Это было единственное честолюбивое желание, которое он, стоящий у самого трона, просил удовлетворить, единственная привилегия, которой добивался у всесильного монарха.

14

   — Если не возражаешь, Софи, давай присядем.

   — Опять нога или боль в пояснице?

   — Не будем омрачать такой чудный день упоминаниями о хворостях, — улыбнулся Толстой и, опираясь на суковатую палку, инкрустированную тонкой серебряной нитью, грузно опустился на скамью. — Я намеренно остановился здесь, дорогая, чтобы ты могла насладиться видом, который открывается с этой точки Брюлевской террасы на Эльбу. Взгляни: мы на вершине, а внизу — гибкая голубая лента реки и неоглядные дали. И повсюду — медовый аромат липового цветенья. Ну, разве не напоминает тебе всё это дали Смалькова, Пустыньки или Красного Рога? Вот за что я люблю Дрезден и почему выбрал сей город для нашего с тобой обручения.

Толстой пытался быть лёгким, весёлым, но Софья Андреевна с тревогой замечала, как за последние месяцы стало отёчным его лицо, под глазами образовались мешки, появились частые головные боли и одышка. А может, это следствие временного переутомления? Он стал работать как никогда — ночами в кабинете не гасится свет, войдёшь — всё в густом слоистом сигарном дыму, и он, обхватив лоб ладонью, — над исписанными вдоль и поперёк листами. Нет, надо раз и навсегда распроститься с дурацкой манерой курить — он же дал слово! — и ночными бдениями за письменным столом. Впрочем, а она сама разве не проводит почти все ночи напролёт с книгой в руке, до рези в глазах?

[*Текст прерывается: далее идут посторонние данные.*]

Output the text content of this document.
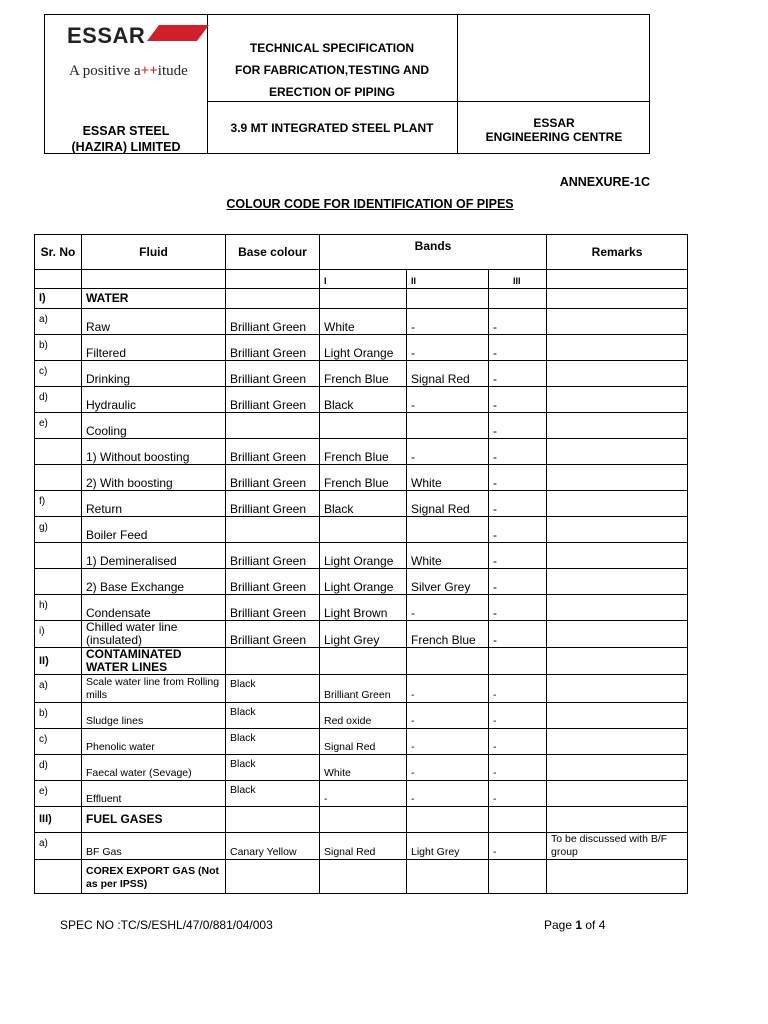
ESSAR
A positive a++itude
ESSAR STEEL
(HAZIRA) LIMITED
TECHNICAL SPECIFICATION
FOR FABRICATION,TESTING AND
ERECTION OF PIPING
3.9 MT INTEGRATED STEEL PLANT	ESSAR
ENGINEERING CENTRE
ANNEXURE-1C
COLOUR CODE FOR IDENTIFICATION OF PIPES
Sr. No	Fluid	Base colour	Bands			Remarks
			I	II	III	
I)	WATER					
a)	Raw	Brilliant Green	White	-	-	
b)	Filtered	Brilliant Green	Light Orange	-	-	
c)	Drinking	Brilliant Green	French Blue	Signal Red	-	
d)	Hydraulic	Brilliant Green	Black	-	-	
e)	Cooling				-	
	1) Without boosting	Brilliant Green	French Blue	-	-	
	2) With boosting	Brilliant Green	French Blue	White	-	
f)	Return	Brilliant Green	Black	Signal Red	-	
g)	Boiler Feed				-	
	1) Demineralised	Brilliant Green	Light Orange	White	-	
	2) Base Exchange	Brilliant Green	Light Orange	Silver Grey	-	
h)	Condensate	Brilliant Green	Light Brown	-	-	
i)	Chilled water line (insulated)	Brilliant Green	Light Grey	French Blue	-	
II)	CONTAMINATED WATER LINES					
a)	Scale water line from Rolling mills	Black	Brilliant Green	-	-	
b)	Sludge lines	Black	Red oxide	-	-	
c)	Phenolic water	Black	Signal Red	-	-	
d)	Faecal water (Sevage)	Black	White	-	-	
e)	Effluent	Black	-	-	-	
III)	FUEL GASES					
a)	BF Gas	Canary Yellow	Signal Red	Light Grey	-	To be discussed with B/F group
	COREX EXPORT GAS (Not as per IPSS)					
SPEC NO :TC/S/ESHL/47/0/881/04/003	Page 1 of 4
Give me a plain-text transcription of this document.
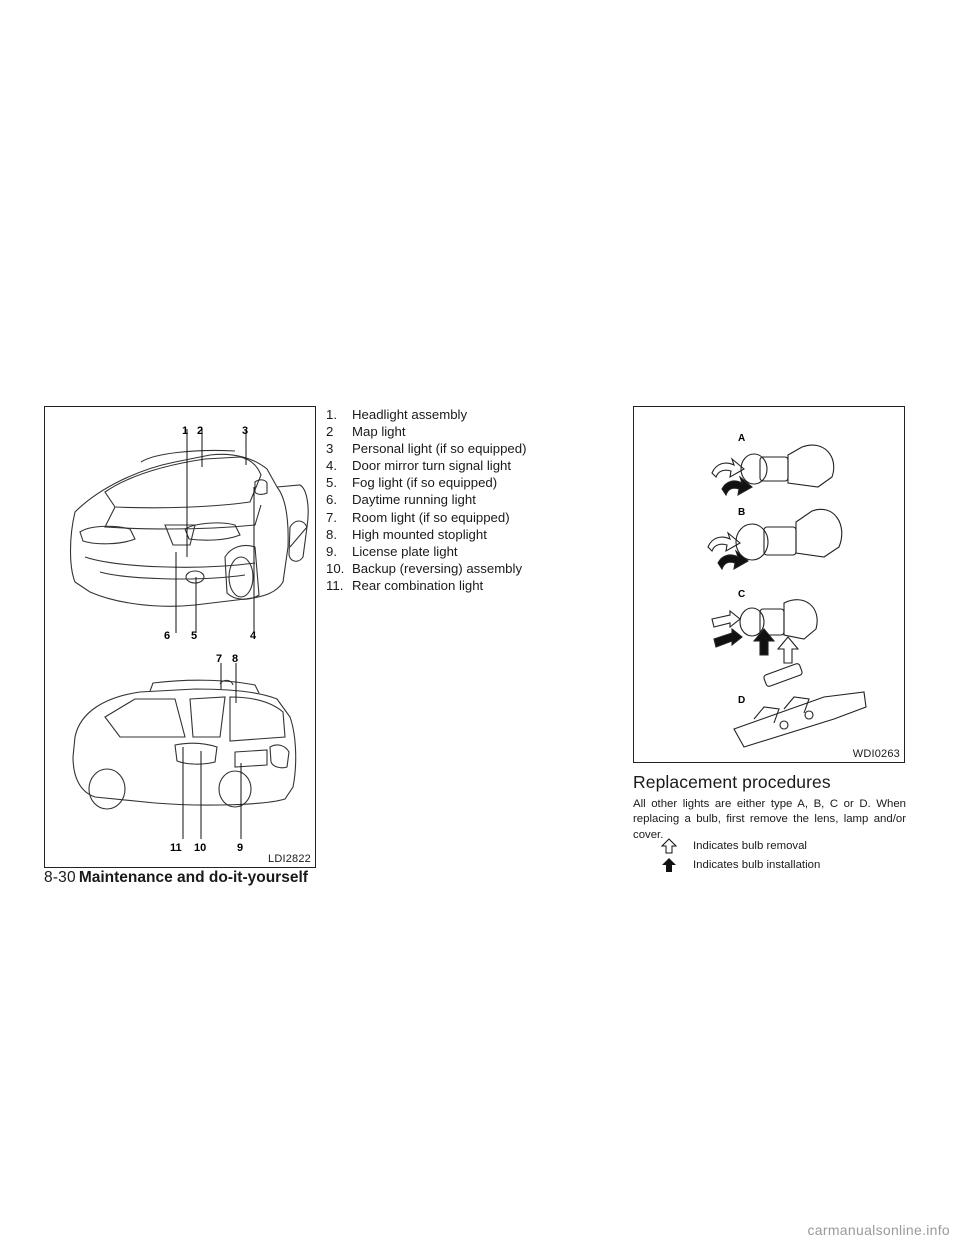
1 2	3
6 5	4
7 8
11 10	9
LDI2822
1.	Headlight assembly
2	Map light
3	Personal light (if so equipped)
4.	Door mirror turn signal light
5.	Fog light (if so equipped)
6.	Daytime running light
7.	Room light (if so equipped)
8.	High mounted stoplight
9.	License plate light
10. Backup (reversing) assembly
11. Rear combination light
A
B
C
D
WDI0263
Replacement procedures

All other lights are either type A, B, C or D. When replacing a bulb, first remove the lens, lamp and/or cover.

Indicates bulb removal
Indicates bulb installation
8-30 Maintenance and do-it-yourself
carmanualsonline.info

Отныне им обоим следует серьёзно отнестись к своему здоровью: после двенадцати лет совместной жизни Софи наконец получила развод и они смогли обвенчаться. Это произошло всего несколько месяцев назад, третьего апреля 1863 года, в небольшой православной церкви рядом с вокзалом Нойштадт.

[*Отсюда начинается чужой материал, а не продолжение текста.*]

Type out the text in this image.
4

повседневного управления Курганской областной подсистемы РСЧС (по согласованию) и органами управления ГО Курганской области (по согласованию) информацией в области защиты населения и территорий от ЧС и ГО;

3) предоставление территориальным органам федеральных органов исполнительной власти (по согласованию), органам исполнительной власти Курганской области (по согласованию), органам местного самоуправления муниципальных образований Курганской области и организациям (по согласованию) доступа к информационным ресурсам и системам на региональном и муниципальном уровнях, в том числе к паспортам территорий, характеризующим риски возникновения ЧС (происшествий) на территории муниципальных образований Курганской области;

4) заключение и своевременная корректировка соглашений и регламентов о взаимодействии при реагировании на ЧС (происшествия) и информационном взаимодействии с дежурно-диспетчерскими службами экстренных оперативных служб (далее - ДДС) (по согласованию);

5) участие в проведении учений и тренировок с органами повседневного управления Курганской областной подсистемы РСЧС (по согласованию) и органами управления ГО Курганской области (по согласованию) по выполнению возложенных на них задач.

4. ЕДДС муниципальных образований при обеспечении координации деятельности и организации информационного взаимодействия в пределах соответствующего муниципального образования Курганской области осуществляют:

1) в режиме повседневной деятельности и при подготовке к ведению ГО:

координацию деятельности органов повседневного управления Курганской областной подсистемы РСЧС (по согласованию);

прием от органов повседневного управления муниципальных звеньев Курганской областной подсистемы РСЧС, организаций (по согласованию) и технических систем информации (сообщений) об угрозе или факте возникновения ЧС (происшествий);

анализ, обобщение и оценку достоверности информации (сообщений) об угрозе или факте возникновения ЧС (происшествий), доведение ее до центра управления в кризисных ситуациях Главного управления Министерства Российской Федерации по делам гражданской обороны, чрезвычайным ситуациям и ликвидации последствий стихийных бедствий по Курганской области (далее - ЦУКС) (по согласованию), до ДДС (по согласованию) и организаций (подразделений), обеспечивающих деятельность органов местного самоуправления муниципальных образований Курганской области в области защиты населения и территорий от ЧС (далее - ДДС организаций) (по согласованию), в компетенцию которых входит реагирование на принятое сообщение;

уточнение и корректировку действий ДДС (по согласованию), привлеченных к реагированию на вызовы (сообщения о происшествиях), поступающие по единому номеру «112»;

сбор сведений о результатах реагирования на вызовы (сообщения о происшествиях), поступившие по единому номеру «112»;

Толстой прав: он не мог для такого значительного события выбрать иной город, кроме любимого Дрездена.

   — Помнишь Неаполь — шумный, набитый людьми, где мы с таким трудом смогли отыскать для себя квартиру? Залив — вот и вся тамошняя прелесть, — сказал Толстой. — Нет, ты не подумай, что я нечувствителен к прелестям Италии. Но с каких-то пор я перестал находить в итальянских городах ту моральную атмосферу, которую нахожу в Дрездене. Будто здесь в воздухе растворены своеобразные ингредиенты, необходимые для моих психических лёгких. Ты не находишь?

   — А как же твоя артистическая эпоха, которую ты ещё четырнадцатилетним открыл для себя в Италии? — спросила Софи. — Может, ты всё это придумал, когда рассказывал мне в первые дни нашего знакомства, чтобы быстрее завлечь моё сердце?

   — Ну какой же настоящий мужчина не прихвастнёт, приударяя за женщиной! — принял игру жены Толстой и тут же продолжил: — В Италии для меня, отрока, был самый пик познания прекрасного. А восхождение к красоте началось именно здесь, в Дрездене, за несколько лет до той самой поры.

В самом деле, первым заграничным путешествием для него в детстве явилась поездка по Германии. Дядя Алёша непременно хотел познакомить племянника и сестру с городом, где он прожил до этого несколько лет подряд, где возмужал и встретился с гениальным творцом Гофманом. С великим сказочником он уже не мог познакомить Алёшу, но с великой радостью представил ему рукотворный шедевр другого гения — Рафаэля.

Однажды Жуковский ему, Толстому, рассказывал, как в первый раз увидел «Сикстинскую Мадонну». Первое, что он заметил, когда вошёл в галерею, что висевшее перед ним полотно почему-то загнуто сверху. Затем бросилось в глаза, что картина давно не чищена и в пятнах и что она теряется между другими произведениями. Вокруг мешали сосредоточиться: то художник, который громко принялся порицать Рафаэля, то назойливый гид, как попугай повторявший вытверженный наизусть вздор, то какая-то дама, начавшая во всеуслышание громко нашёптывать на ухо своей спутнице, как видела перед «Мадонною» самого Наполеона и что её дочери как две капли воды похожи на Рафаэлевых ангелов.

Но вот он присел на небольшую софу перед картиной, и вдруг случилось невероятное: всё на полотне превратилось в движение. Сначала заколебался воздух в туманном свете и в небе возникли ангелы, затем небеса как бы уплотнились и босая женщина из глубины полотна несмело выдвинула вперёд сначала одну, следом вторую ногу и пошла, пошла навстречу зрителям!